L-type calcium channels are Ca(2+) binding proteins of great biological importance. They generate an essential intracellular signal of living cells by allowing Ca(2+) ions to move across the lipid membrane into the cell, thereby selecting an ion that is in low extracellular abundance. Their mechanism of selection involves four carboxylate groups, containing eight oxygen ions, that belong to the side chains of the "EEEE" locus of the channel protein, a setting similar to that found in many Ca(2+)-chelating molecules. This study examines the hypothesis that selectivity in this locus is determined by mutual electrostatic screening and volume exclusion between ions and carboxylate oxygens of finite diameters. In this model, the eight half-charged oxygens of the tethered carboxylate groups of the protein are confined to a subvolume of the pore (the "filter"), but interact spontaneously with their mobile counterions as ions interact in concentrated bulk solutions. The mean spherical approximation (MSA) is used to predict ion-specific excess chemical potentials in the filter and baths. The theory is calibrated using a single experimental observation, concerning the apparent dissociation constant of Ca(2+) in the presence of a physiological concentration of NaCl. When ions are assigned their independently known crystal diameters and the carboxylate oxygens are constrained, e.g., to a volume of 0.375 nm(3) in an environment with an effective dielectric coefficient of 63.5, the hypothesized selectivity filter produces the shape of the calcium binding curves observed in experiment, and it predicts Ba(2+)/Ca(2+) and Na(+)/Li(+) competition, and Cl(-) exclusion as observed. The selectivities for Na(+), Ca(2+), Ba(2+), other alkali metal ions, and Cl(-) thus can be predicted by volume exclusion and electrostatic screening alone. Spontaneous coordination of ions and carboxylates can produce a wide range of Ca(2+) selectivities, depending on the volume density of carboxylate groups and the permittivity in the locus. A specific three-dimensional structure of atoms at the binding site is not needed to explain Ca(2+) selectivity.

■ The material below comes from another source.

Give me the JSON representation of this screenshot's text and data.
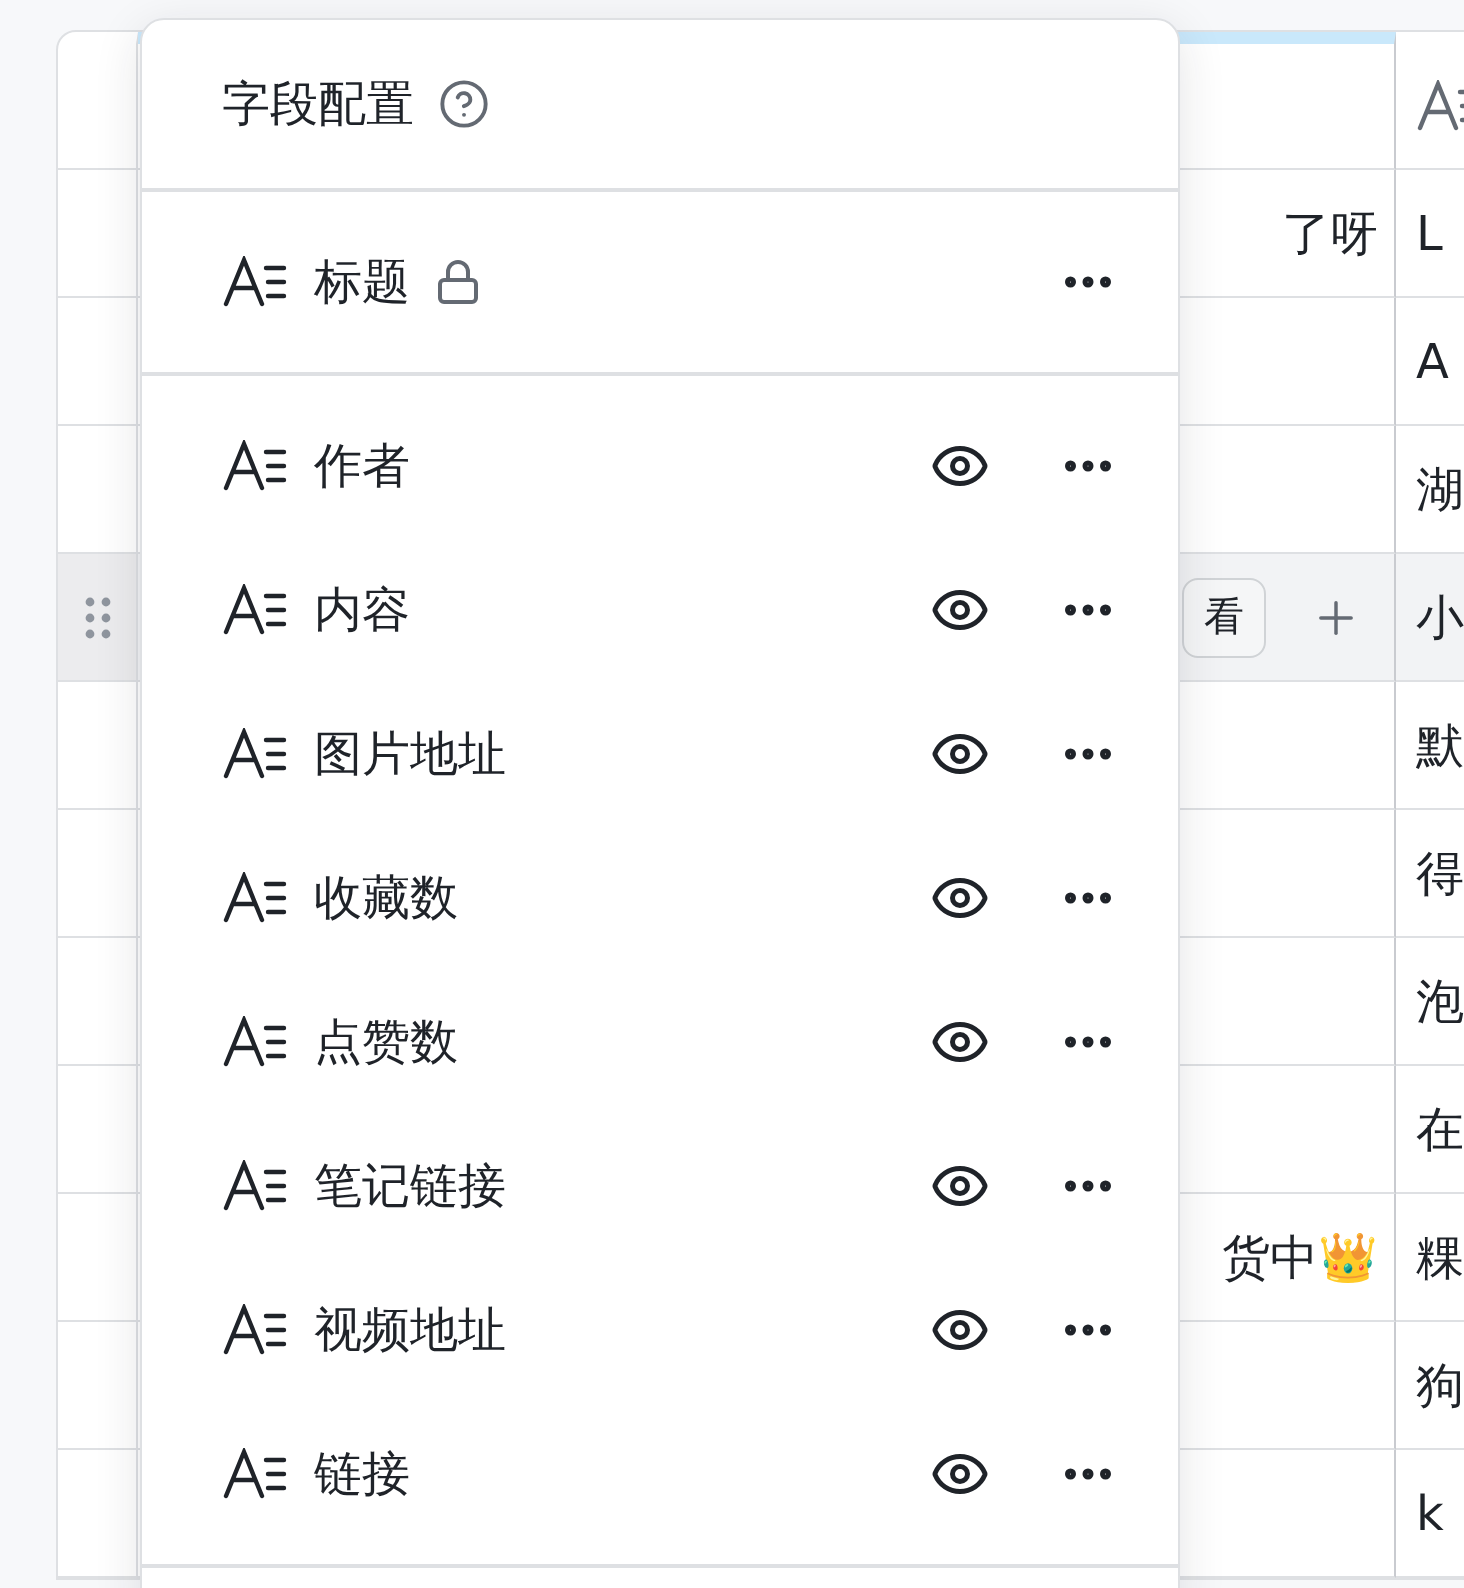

L型钙通道是具有重要生物学意义的Ca(2+)结合蛋白。它们通过允许Ca(2+)离子穿过脂质膜进入细胞,从而产生活细胞必需的细胞内信号,进而选择细胞外丰度较低的离子。其选择机制涉及四个羧基基团,包含八个氧离子,这些羧基基团属于通道蛋白“EEEE”位点的侧链,这种结构与许多Ca(2+)螯合分子中的结构相似。本研究检验了一种假说,即该位点的选择性由离子与有限直径的羧基氧之间的相互静电筛选和体积排斥作用所决定。在该模型中,蛋白质连接的羧基基团的八个半带电氧被限制在孔的一个子体积(“过滤器”)中,但会像离子在浓溶液中相互作用那样,与它们的可移动反离子自发相互作用。平均球近似(MSA)用于预测过滤器和浴槽中离子特异性的过量化学势。该理论通过一个关于在生理浓度的NaCl存在下Ca(2+)的表观解离常数的单一实验观察进行校准。当为离子指定其独立已知的晶体直径,并将羧基氧限制在例如有效介电系数为63.5的环境中的0.375 nm(3)体积内时,所假设的选择性过滤器产生了实验中观察到的钙结合曲线的形状,并且预测了观察到的Ba(2+)/Ca(2+)和Na(+)/Li(+)竞争以及Cl(-)排斥。因此,仅通过体积排斥和静电筛选就可以预测Na(+)、Ca(2+)、Ba(2+)、其他碱金属离子和Cl(-)的选择性。离子与羧酸盐的自发配位可以产生广泛的Ca(2+)选择性,这取决于羧基基团的体积密度和该位点的电容率。解释Ca(2+)选择性不需要结合位点处原子的特定三维结构。